Ukrainian troops pull down a Russian poster off a billboard in Balakliya, Kharkiv region, Ukraine. Photo: Reuters

Russia’s defence ministry on Saturday confirmed troop withdrawals from the region, yet cast the move as part of a plan to redeploy forces further east to to “achieve the stated goals of liberating Donbas”.

On Sunday, the ministry made no mention of the retreat in a regular televised briefing, but showed a map that indicated Moscow’s forces had pulled out of much of the territory they recently held in the Kharkiv region.

Outwardly, the Kremlin has showed no signs of panic. Russian President Vladimir Putin on Saturday kept to his announced schedule, including presiding over the opening of a new boxing gym and giant Ferris wheel at a Moscow park.

‘Substantial victory’ for Ukraine acknowledged on Russian TV

Authorities in Moscow held a huge fireworks display Saturday night to mark the anniversary of the city’s founding.

On Sunday, Putin spoke with French President Emmanuel Macron, who urged Russia to withdraw weaponry from around the Zaporizhzhia nuclear power plant, some 350km southwest of Kharkiv.

The pair spoke after the last operating unit at the Russian-occupied facility was shut safely – dialing back, for now, the “precarious” danger level cited on Friday by the UN’s atomic agency.

Abandoned Russian military equipment in the Kharkiv region, Ukraine. Photo: General Staff of the Ukrainian Armed Forces

“We should watch for some unexpected reaction from Putin,” said Mick Ryan, a retired Australian army general who tweets about military strategy under the handle @WarintheFuture. “He (unlike some of his senior military officers) has shown no signs of believing the invasion is in trouble.”

Moscow’s almost total silence on the defeat – or any explanation for what had taken place in northeastern Ukraine – provoked significant anger among some pro-war commentators and Russian nationalists on social media.

Russia and US clash over West’s weapons for Ukraine

Russia’s suggestion that its retreat had been planned also raised eyebrows from staunch Kremlin backers.

Chechen strongman Ramzan Kadyrov, who’s sent thousands of his fighters to the front, criticised Russian authorities for failing to prepare the public for the sudden apparent reversal. “Mistakes were made,” he said in a rambling late-night Telegram post on Saturday.

Residents greet soldiers in a location given as Kozacha Lopan, Kharkiv region, Ukraine. Photo: Facebook/Vyacheslav Zadorenko/via Reuters

“If today or tomorrow changes aren’t made to the strategy of the special military operation, I will be forced to contact the leadership of the defence ministry and the leadership of the country and explain the real situation on the ground,” Kadyrov said.

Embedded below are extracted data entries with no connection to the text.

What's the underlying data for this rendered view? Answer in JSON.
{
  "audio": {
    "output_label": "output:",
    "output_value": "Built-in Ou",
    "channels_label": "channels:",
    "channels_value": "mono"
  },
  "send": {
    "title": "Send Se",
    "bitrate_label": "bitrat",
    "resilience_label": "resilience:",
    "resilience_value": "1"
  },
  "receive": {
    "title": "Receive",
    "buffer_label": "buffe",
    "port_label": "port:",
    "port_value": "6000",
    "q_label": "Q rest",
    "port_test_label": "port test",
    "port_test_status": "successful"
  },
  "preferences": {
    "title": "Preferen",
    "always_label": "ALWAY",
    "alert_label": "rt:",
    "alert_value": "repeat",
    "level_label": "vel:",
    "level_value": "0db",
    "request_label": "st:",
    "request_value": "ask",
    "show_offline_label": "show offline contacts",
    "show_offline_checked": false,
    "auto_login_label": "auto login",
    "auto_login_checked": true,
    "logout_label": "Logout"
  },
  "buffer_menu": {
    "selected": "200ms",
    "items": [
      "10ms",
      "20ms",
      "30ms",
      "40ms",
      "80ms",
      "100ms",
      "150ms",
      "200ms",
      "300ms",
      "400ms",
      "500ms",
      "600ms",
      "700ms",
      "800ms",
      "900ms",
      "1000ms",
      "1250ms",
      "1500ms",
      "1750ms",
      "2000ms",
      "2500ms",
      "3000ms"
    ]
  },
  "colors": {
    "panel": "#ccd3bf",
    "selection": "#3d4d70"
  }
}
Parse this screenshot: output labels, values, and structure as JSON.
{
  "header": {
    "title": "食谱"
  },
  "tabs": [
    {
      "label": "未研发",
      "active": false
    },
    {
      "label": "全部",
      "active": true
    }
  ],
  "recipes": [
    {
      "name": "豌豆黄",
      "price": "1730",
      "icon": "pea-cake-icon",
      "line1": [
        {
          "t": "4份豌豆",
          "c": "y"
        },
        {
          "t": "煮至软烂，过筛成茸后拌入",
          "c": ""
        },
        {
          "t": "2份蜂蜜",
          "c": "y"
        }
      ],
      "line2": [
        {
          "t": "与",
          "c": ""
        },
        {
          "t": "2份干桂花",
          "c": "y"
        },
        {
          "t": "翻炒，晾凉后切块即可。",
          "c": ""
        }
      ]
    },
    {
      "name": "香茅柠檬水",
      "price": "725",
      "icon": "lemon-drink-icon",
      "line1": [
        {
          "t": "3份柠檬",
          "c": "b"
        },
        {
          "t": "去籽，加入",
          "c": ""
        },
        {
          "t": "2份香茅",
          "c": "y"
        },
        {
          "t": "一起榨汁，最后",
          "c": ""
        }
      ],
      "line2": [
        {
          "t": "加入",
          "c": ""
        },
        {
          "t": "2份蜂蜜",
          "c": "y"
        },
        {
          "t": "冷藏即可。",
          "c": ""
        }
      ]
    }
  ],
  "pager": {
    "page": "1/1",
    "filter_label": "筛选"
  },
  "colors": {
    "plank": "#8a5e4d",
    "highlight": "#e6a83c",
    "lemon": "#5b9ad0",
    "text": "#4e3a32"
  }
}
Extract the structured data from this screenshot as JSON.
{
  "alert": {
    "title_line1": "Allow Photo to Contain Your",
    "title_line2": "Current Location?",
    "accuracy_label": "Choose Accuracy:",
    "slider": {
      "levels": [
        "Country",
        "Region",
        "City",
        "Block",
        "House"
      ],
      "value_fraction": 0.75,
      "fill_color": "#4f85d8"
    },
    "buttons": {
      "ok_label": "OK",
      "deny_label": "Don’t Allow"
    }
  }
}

Ukraine’s foreign minister used the momentum to appeal to Western allies for more stockpiles of sophisticated weapons.

“Weapons, weapons, weapons have been on our agenda since spring. I am grateful to partners who have answered our call: Ukraine’s battlefield successes are our shared ones,” Dmytro Kuleba said.

“Prompt supplies bring victory and peace closer,” his statement on social media read.